The government employee, with a monthly income of 50,000 lira, contracted the virus and developed painful symptoms, including a bad cough and bone ache that she said “were worse than the pain of labour" when she gave birth to her seven children.

Safaa avoided taking a PCR test when she developed symptoms along with her husband. They both viewed government activities to tackle the virus with deep suspicion.

“Our health system is in shambles. The sight of the unhygienic condition of toilets and wards at public health facilities makes me retch,” she said.

But the consequences of delaying medical care can be serious, as was the case with a diabetic man who asked his family whether his condition merited the expense of a test or a visit by a doctor.

“He resisted going to the hospital for two weeks until his cough became severe, then he experienced difficulty breathing,” said his son, 24.

“We managed to get oxygen canisters, but his condition needed a sustained supply of oxygen.”

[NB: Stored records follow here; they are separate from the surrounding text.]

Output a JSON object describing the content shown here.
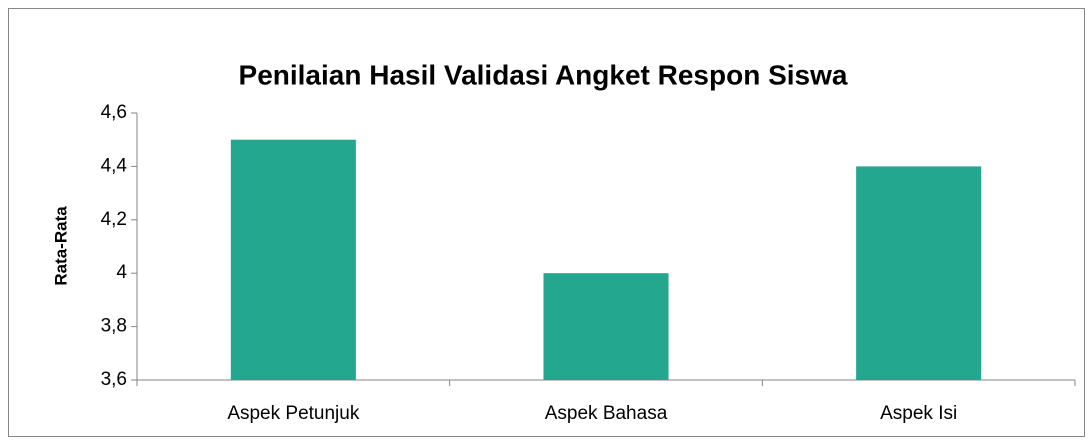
{
  "chart_data": {
    "type": "bar",
    "title": "Penilaian Hasil Validasi Angket Respon Siswa",
    "y_label": "Rata-Rata",
    "categories": [
      "Aspek Petunjuk",
      "Aspek Bahasa",
      "Aspek Isi"
    ],
    "values": [
      4.5,
      4,
      4.4
    ],
    "color": "#24a78f",
    "ylim": [
      3.6,
      4.6
    ],
    "yticks": [
      {
        "value": 3.6,
        "label": "3,6"
      },
      {
        "value": 3.8,
        "label": "3,8"
      },
      4,
      {
        "value": 4.2,
        "label": "4,2"
      },
      {
        "value": 4.4,
        "label": "4,4"
      },
      {
        "value": 4.6,
        "label": "4,6"
      }
    ],
    "grid": false
  }
}
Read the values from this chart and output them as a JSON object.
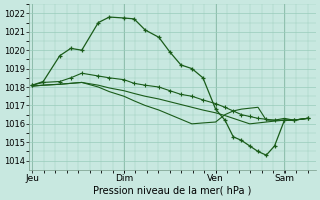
{
  "bg_color": "#c8e8e0",
  "grid_color": "#99ccbb",
  "line_color": "#1a5c1a",
  "title": "Pression niveau de la mer( hPa )",
  "ylim": [
    1013.5,
    1022.5
  ],
  "yticks": [
    1014,
    1015,
    1016,
    1017,
    1018,
    1019,
    1020,
    1021,
    1022
  ],
  "xlim": [
    0,
    1.0
  ],
  "day_labels": [
    "Jeu",
    "Dim",
    "Ven",
    "Sam"
  ],
  "day_positions": [
    0.0,
    0.333,
    0.666,
    0.916
  ],
  "series1_x": [
    0.0,
    0.04,
    0.1,
    0.14,
    0.18,
    0.24,
    0.28,
    0.333,
    0.37,
    0.41,
    0.46,
    0.5,
    0.54,
    0.58,
    0.62,
    0.666,
    0.7,
    0.73,
    0.76,
    0.79,
    0.82,
    0.85,
    0.88,
    0.916,
    0.95,
    1.0
  ],
  "series1_y": [
    1018.1,
    1018.3,
    1019.7,
    1020.1,
    1020.0,
    1021.5,
    1021.8,
    1021.75,
    1021.7,
    1021.1,
    1020.7,
    1019.9,
    1019.2,
    1019.0,
    1018.5,
    1016.8,
    1016.2,
    1015.3,
    1015.1,
    1014.8,
    1014.5,
    1014.3,
    1014.8,
    1016.2,
    1016.2,
    1016.3
  ],
  "series2_x": [
    0.0,
    0.04,
    0.1,
    0.14,
    0.18,
    0.24,
    0.28,
    0.333,
    0.37,
    0.41,
    0.46,
    0.5,
    0.54,
    0.58,
    0.62,
    0.666,
    0.7,
    0.73,
    0.76,
    0.79,
    0.82,
    0.85,
    0.88,
    0.916,
    0.95,
    1.0
  ],
  "series2_y": [
    1018.1,
    1018.25,
    1018.3,
    1018.5,
    1018.75,
    1018.6,
    1018.5,
    1018.4,
    1018.2,
    1018.1,
    1018.0,
    1017.8,
    1017.6,
    1017.5,
    1017.3,
    1017.1,
    1016.9,
    1016.7,
    1016.5,
    1016.4,
    1016.3,
    1016.25,
    1016.2,
    1016.2,
    1016.2,
    1016.3
  ],
  "series3_x": [
    0.0,
    0.04,
    0.1,
    0.14,
    0.18,
    0.24,
    0.28,
    0.333,
    0.37,
    0.41,
    0.46,
    0.5,
    0.54,
    0.58,
    0.62,
    0.666,
    0.7,
    0.73,
    0.76,
    0.79,
    0.82,
    0.85,
    0.88,
    0.916,
    0.95,
    1.0
  ],
  "series3_y": [
    1018.05,
    1018.1,
    1018.15,
    1018.2,
    1018.25,
    1018.1,
    1017.95,
    1017.8,
    1017.65,
    1017.5,
    1017.35,
    1017.2,
    1017.05,
    1016.9,
    1016.75,
    1016.6,
    1016.45,
    1016.3,
    1016.15,
    1016.0,
    1016.05,
    1016.1,
    1016.15,
    1016.2,
    1016.2,
    1016.3
  ],
  "series4_x": [
    0.0,
    0.04,
    0.1,
    0.14,
    0.18,
    0.24,
    0.28,
    0.333,
    0.37,
    0.41,
    0.46,
    0.5,
    0.54,
    0.58,
    0.62,
    0.666,
    0.7,
    0.73,
    0.76,
    0.79,
    0.82,
    0.85,
    0.88,
    0.916,
    0.95,
    1.0
  ],
  "series4_y": [
    1018.05,
    1018.1,
    1018.15,
    1018.2,
    1018.25,
    1018.0,
    1017.75,
    1017.5,
    1017.25,
    1017.0,
    1016.75,
    1016.5,
    1016.25,
    1016.0,
    1016.05,
    1016.1,
    1016.5,
    1016.7,
    1016.8,
    1016.85,
    1016.9,
    1016.2,
    1016.2,
    1016.3,
    1016.2,
    1016.3
  ]
}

He took his father to a private hospital.

“I took him to Al Mahaini Al Hadeeth hospital thanks to the financial support of one of his close friends and the company he worked for,” he said.

His father needed an intensive course of treatment that included seven antibiotic injections that cost about $1,000 each, after he developed acute respiratory distress syndrome.

“The virus damaged 75 per cent of his lungs,” the son said.

It was too late to save his life. His father died last September even after completing the expensive treatment course. He was 54.